Get Feature Importances from a FeatureUnion
In most real applications I find I’m combining lots of features together in intricate ways. Earlier we saw how a pipeline executes each step in order. How do we handle multiple simultaneous steps? The answer is the FeatureUnion class. Let’s say we want to build a model where we take in TF-IDF bigram features but have some hand curated unigrams as well. (See my blog post on using models to find good unigrams here.) We can define this pipeline using a FeatureUnion. A FeatureUnion takes a transformer_list
which can be a list of transformers, pipelines, classifiers, etc. and then concatenates their results.
classifier = svm.LinearSVC(C=1.0, class_weight="balanced")
vocab = {"worst": 0, "awful": 1, "waste": 2,
"boring": 3, "excellent": 4}
model = Pipeline([
("union", FeatureUnion(transformer_list=[
("handpicked", TfidfVectorizer(vocabulary=vocab)),
("bigrams", TfidfVectorizer(ngram_range=(2, 2)))])
),
("classifier", classifier),
])
As you can see at a high level our model has two steps a union
and a classifier
. Inside the union
we do two distinct featurization steps. We find a set of hand picked unigram features and then all bigram features.

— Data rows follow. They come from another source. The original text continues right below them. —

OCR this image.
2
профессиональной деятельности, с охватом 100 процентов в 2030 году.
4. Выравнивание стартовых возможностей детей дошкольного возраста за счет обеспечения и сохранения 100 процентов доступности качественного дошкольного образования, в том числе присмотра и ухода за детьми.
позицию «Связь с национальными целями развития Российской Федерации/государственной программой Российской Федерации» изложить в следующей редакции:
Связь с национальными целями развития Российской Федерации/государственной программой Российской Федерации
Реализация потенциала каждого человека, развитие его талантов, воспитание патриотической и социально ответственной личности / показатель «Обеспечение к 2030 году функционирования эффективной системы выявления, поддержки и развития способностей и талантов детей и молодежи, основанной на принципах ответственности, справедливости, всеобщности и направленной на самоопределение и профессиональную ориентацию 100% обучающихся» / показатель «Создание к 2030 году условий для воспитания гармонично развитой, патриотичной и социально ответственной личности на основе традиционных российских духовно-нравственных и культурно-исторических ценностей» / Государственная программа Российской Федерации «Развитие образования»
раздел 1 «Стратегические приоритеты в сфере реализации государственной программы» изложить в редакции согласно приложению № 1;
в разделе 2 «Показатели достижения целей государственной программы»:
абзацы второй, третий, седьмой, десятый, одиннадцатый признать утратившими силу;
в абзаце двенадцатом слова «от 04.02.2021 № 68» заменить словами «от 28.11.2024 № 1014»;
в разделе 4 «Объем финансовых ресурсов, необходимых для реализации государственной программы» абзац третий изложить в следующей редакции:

Extracting the features from this model is slightly more complicated. We have to go into the union, and then get all the individual features. Let’s try and do this by hand and then see if we can generalize to any arbitrary Pipeline. We already know how to access members of a pipeline, it’s the named_steps.
To get inside of the FeatureUnion we can look directly at the transformer_list
and step through each element. So the code would look something like this.
handpicked = (model
.named_steps["union"]
.transformer_list[0][1]
.get_feature_names())
bigrams = (model
.named_steps["union"]
.transformer_list[1][1]
.get_feature_names())
feature_names = bigrams + handpicked
Since the classifier is an SVM that operates on a single vector the coefficients will come from the same place and be in the same order. We can visualize our results again.
Looks like our bigrams were much more informative than our hand selected unigrams.
The General Case
So we’ve done some simple examples but now we want a way to do this for any (roughly any) Pipeline and FeatureUnion combination. For that we turn to our old friend Depth First Search (DFS). We are going to view a Pipeline as a tree. Each layer can have an arbitrary number of FeatureUnions but they will all stack up to a single feature vector in the end. There are roughly three cases to consider when traversing. The first is the base case where we are in an actual transformer or classifier that will generate our features. The second is if we are in a Pipeline. The third and final case is when we are inside of a FeatureUnion. Let’s talk about these in a little more depth.
Case 1: Featurization Step
Here we want to write a function which given a featurizer of some kind will return the names of the features. This is the base case in our DFS. In Sklearn there are a number of different types of things which can be used for generating features. Some examples are clustering techniques, dimensionality reduction methods, traditional classifiers, and preprocessors to name a few. Each one lets you access the feature names in a different way. For example, the text preprocessor TfidfVectorizer implements a get_feature_names
method like we saw above. However, most clustering methods don’t have any named features, they are arbitrary clusters, but they do have a fixed number of clusters. Let’s write a helper function that given a Sklearn featurization method will return a list of features.